La storia è esile, come è giusto che sia, ma Calà è bravo nel mostrare il vippame televisivo dell’epoca, con brevi ma significativi camei: Costantino Vitagliano e Daniele Interrante, divinità di ogni tronista, Lele Mora che del decennio è stato per certi versi l’ideologo, un fastidiosissimo Ringo, Ana Laura Ribas, Raffaella Zardo, Briatore che dice due battute (anche perché alcune scene sono girate al Billionaire) e così via. Si arriva fino al punto, davvero di non ritorno, di considerare vip Amedeo Goria e Demo Morselli. Una fotografia perfetta dell’immaginario dell’epoca, che Calà ci regala con lo spirito del cronista un po’ complice, certo non quello del critico e del resto noi che amiamo questi film non è che vogliamo ascoltare la moralina. Meglio massime come quella che esce dalla bocca di Lory Del Santo: “Con me gli uomini prima vengono e poi vanno“.
Il limite di Vita Smeralda non è ideologico, ma che le parti teoricamente comiche non facciano ridere e che non ci si appassioni davvero ad alcun personaggio: non ci sono insomma quella magia, quel guizzo, quel calore, che spesso si trovano in opere di questo genere o per lo meno in alcune loro scene. Grande l’affiatamento di Calà con Umberto Smaila (c’è anche il figlio Rudy, con lo schema del videoreporter), con il quale canta una memorabile versione di Kalinka in onore del russo, già nel 2005 l’unico di cui si potesse parlare male.
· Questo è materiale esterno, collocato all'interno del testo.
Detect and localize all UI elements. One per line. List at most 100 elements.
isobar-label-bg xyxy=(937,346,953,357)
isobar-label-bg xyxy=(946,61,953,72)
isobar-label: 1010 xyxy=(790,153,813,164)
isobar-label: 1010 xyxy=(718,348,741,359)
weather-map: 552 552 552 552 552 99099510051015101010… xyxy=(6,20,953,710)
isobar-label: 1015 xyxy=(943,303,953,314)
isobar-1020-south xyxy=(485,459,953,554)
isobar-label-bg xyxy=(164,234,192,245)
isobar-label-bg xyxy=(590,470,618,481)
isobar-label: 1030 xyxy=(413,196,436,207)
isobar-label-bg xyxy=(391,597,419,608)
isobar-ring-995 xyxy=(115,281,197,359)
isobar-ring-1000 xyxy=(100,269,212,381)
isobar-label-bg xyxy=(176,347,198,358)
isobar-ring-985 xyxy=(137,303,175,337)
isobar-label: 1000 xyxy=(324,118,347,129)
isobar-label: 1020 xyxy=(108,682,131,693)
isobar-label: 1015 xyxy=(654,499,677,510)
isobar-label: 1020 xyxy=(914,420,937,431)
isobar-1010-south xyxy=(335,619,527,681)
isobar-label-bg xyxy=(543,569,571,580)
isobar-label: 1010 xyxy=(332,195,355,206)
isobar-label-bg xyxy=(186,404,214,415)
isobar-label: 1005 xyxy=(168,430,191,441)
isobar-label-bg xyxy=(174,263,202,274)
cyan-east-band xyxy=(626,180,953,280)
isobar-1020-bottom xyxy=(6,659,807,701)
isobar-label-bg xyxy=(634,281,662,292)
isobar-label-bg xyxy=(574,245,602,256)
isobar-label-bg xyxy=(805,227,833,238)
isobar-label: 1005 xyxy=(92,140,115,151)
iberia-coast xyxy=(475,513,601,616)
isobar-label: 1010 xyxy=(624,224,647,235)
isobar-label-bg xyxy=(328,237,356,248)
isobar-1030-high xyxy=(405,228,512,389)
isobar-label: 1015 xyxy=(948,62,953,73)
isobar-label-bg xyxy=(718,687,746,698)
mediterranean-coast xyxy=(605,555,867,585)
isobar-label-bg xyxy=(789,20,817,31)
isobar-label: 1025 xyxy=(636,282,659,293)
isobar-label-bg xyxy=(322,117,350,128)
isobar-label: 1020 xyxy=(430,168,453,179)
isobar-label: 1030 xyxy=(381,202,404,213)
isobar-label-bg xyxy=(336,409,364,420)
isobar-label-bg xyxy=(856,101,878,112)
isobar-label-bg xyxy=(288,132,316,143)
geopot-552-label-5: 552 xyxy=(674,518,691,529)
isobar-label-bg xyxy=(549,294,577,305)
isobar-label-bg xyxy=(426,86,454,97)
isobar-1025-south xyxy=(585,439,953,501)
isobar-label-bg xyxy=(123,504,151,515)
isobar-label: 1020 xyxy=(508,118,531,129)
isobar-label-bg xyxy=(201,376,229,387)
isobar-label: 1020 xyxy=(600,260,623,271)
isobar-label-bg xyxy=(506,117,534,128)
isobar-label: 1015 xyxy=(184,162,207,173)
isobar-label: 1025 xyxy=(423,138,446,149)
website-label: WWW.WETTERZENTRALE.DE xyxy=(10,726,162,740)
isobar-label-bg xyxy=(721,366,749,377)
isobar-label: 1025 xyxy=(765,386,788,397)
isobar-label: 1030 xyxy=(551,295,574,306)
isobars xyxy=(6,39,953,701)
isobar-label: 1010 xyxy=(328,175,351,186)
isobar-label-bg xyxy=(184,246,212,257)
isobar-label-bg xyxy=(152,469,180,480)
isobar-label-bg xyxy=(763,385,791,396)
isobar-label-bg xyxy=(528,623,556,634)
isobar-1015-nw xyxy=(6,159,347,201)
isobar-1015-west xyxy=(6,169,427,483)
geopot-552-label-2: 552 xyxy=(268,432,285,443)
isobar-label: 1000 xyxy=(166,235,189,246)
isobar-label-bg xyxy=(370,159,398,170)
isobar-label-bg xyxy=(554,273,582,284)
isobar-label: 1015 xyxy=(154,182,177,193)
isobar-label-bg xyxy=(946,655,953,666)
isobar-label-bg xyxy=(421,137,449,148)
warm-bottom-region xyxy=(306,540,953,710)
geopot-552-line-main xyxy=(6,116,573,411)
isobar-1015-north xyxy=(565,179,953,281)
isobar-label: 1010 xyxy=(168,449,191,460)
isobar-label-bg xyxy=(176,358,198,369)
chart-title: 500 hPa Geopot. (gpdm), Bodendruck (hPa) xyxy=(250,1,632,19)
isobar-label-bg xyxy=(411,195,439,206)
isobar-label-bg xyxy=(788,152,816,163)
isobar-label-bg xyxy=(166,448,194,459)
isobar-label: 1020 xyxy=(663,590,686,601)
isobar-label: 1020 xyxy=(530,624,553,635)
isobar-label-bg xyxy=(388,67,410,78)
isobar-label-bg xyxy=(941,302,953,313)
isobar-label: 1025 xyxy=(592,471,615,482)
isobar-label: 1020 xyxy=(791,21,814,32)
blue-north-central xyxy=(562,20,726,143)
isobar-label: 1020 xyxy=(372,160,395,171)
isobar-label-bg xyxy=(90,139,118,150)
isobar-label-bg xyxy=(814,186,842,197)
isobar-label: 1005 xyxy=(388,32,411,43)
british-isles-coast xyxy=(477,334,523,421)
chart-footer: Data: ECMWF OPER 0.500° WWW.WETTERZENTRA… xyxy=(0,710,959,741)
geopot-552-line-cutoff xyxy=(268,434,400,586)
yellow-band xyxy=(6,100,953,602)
Forzatissima la parte della figlia avuta da Calà da una vecchia fiamma indiana, amaro ma molto forte il finale, a ricordarci che le classi sociali esistono e che nemmeno le vacanze le annullano.
Molti critici di questo film hanno detto che è un’imitazione mal riuscita di Sapore di mare, ma in realtà nel capolavoro dei Vanzina era centrale la nostalgia mentre Vita Smeralda è purissimo presente del 2005. La Milano del triangolo Hollywood-Tocqueville-Casablanca trasportata in Costa Smeralda, con location che accendono il dibattito fra i suoi cultori: perché il Billionaire è a Porto Cervo, il primo Smaila’s era a Poltu Quatu e tante cose non tornano. Ma diciamo la verità: quel decennio lo troviamo molto triste, molto inutile (decisamente più interessanti gli anni Dieci, se proprio non vogliamo tornare ai Novanta) e di passaggio, ed è anche per questo che Vita Smeralda nemmeno alla decima visione è il nostro film. Però fra un secolo sarà studiato.